I find nonprofessionals engage in the same narrative building, and with less noble ends. Presented with a new ensemble of flesh and blood characters in my life, I quickly began casting. If I was enthusiastic about the first one or two protagonists, narrative tension required that I find a foil or two to get in their way. Somebody needed to impede progress if the plot in my life was going to keep my interest, or anyone else's. Therefore, I found myself, like Moshfegh but without the paycheck and the honesty to label my efforts as fiction, seeking a villain. Just as Blair on The Facts of Life turned from Texas naïveté in her original concept to sneering industrial royalty based on Lisa Whelchel's delivery of one line, so I have been guilty of using such scant "evidence" to typecast those around me.
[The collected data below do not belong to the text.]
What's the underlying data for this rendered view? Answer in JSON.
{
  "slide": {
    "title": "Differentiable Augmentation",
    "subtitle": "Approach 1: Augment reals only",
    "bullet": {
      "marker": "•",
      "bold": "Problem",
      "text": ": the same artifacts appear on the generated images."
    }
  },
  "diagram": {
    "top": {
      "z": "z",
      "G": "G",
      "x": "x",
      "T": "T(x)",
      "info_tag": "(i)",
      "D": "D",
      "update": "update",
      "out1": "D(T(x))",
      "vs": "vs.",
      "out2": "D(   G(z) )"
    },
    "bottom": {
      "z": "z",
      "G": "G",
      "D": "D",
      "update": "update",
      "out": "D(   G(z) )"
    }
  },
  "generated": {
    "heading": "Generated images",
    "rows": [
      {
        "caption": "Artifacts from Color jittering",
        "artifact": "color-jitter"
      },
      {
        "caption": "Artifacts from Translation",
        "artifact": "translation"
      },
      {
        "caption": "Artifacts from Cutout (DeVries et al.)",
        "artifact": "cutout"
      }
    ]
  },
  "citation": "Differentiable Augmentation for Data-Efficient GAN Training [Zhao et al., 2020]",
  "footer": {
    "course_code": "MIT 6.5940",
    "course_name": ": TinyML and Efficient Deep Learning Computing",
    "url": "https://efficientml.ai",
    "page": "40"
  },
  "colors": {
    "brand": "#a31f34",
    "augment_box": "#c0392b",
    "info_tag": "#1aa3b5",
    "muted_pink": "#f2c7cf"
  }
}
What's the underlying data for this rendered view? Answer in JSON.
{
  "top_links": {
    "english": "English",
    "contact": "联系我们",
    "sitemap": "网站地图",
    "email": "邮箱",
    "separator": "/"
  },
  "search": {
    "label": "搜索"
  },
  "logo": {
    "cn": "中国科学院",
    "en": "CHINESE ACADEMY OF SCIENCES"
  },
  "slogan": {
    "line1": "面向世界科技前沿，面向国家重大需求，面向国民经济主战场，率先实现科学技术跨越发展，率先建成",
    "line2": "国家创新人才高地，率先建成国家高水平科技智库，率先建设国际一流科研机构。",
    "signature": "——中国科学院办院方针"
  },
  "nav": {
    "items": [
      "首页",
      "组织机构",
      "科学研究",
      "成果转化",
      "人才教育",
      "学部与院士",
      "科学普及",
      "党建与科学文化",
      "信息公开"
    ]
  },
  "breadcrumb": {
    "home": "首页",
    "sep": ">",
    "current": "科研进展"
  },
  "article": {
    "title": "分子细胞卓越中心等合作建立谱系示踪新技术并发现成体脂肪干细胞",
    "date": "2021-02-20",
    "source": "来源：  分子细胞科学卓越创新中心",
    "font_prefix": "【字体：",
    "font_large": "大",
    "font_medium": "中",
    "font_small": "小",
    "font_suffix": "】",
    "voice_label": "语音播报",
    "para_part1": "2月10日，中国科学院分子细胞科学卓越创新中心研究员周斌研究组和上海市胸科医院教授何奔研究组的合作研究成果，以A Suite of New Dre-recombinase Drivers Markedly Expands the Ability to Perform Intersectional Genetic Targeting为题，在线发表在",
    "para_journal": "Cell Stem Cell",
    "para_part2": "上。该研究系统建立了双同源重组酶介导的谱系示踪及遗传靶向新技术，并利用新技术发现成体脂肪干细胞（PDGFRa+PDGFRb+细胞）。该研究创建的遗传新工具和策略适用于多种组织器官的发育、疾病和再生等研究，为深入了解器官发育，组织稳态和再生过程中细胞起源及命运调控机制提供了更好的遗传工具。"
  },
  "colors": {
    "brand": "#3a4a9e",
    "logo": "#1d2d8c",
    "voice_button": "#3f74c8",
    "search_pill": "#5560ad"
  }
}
I'm not alone. Nathaniel in John 1:46 set a ceiling on Jesus' potential because of his Nazareth origins. In turn, the Pharisees dismissed Jesus' prophetic credentials in Luke 7:39 because He apparently didn't adequately factor in what "sort of" woman offered him worship. To be human in their reckoning is to learn to sort other people quickly and with finality. Noble to left. Ignoble to the right. The line is as solid as its origins are sketchy. Jesus, of course, as Ever Creator figures differently. Our origins or our position at a point in time matter less.  His Great Sort will be at the end of days with perfect justice. Until then, Christ makes the unlikeliest hearts new and forces a rewriting of our hasty narratives.